Il n’est pas surprenant que les soupçons du DDPS se soient d’abord tournés vers le Département fédéral des finances (DFF) de Karin Keller-Sutter. La ministre des Finances et Viola Amherd sont loin d’être sur la même longueur d’onde concernant l’armée. Fervente partisane du frein à l’endettement, l’actuelle présidente de la Confédération a plusieurs fois combattu les propositions d’augmentation du budget militaire.

Au Conseil fédéral comme au Parlement, elle a pu compter sur le soutien de son parti, le Parti libéral-radical (PLR), mais aussi de l’Union démocratique du centre (UDC), qui rejette la stratégie de coopération internationale défendue par Viola Amherd. Les opposants de la ministre de la Défense estiment que le DDPS ne saurait que faire de moyens supplémentaires, malgré ses avertissements répétés sur les risques liés au manque de capacités de l’armée. Les stratégies maintes fois exposées par Thomas Süssli et Viola Amherd au Parlement, elles, continuent d’être ignorées.

Thomas Süssli dans le dur

Il faut dire que Thomas Süssli n'a cessé d'apporter – certes involontairement – de l'eau au moulin des critiques. Que ce soit avec les nombreux problèmes liés à l'acquisition. Ou en janvier 2024, lorsque de nombreux médias ont révélé qu'un trou d'un milliard de francs était soudainement apparu. Le futur ex-chef de l'armée avait alors évoqué un «manque de liquidités» et s'était fait taper sur les doigts peu de temps après par la Commission parlementaire compétente.

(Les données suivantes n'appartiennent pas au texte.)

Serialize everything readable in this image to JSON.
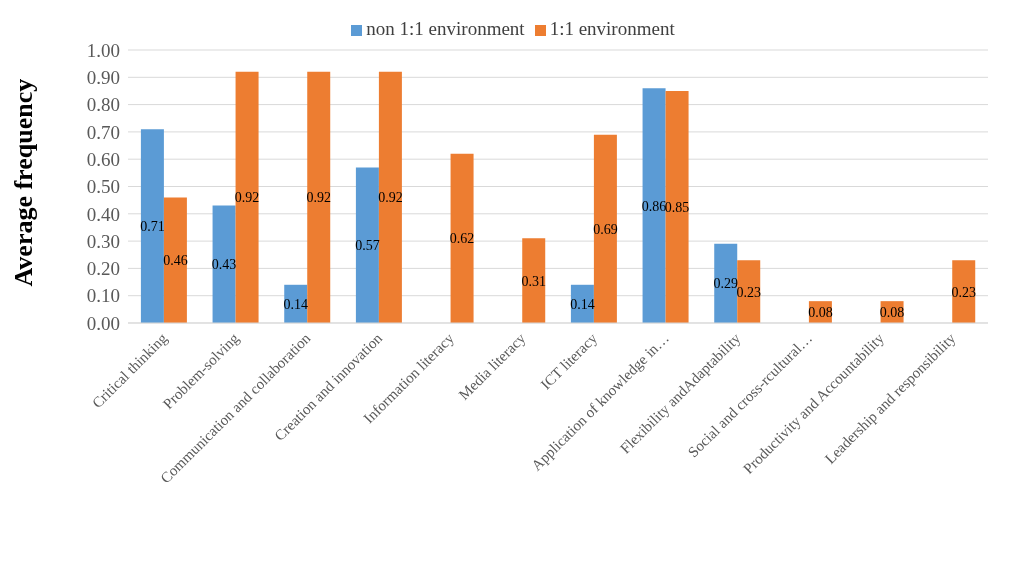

Les départs de Thomas Süssli et de Christian Dussey sont-ils pour autant liés à la querelle entre le DDPS et le DFF? Oui, et pas qu'un peu, si l'on en croit de nombreuses voix au Palais fédéral. La vague de licenciements semble être le dernier coup d'éclat d'un conflit qui couvait depuis longtemps. Et elle a été accompagnée – comme bien d'autres choses auparavant – par des insuffisances criantes au sein du département de Viola Amherd.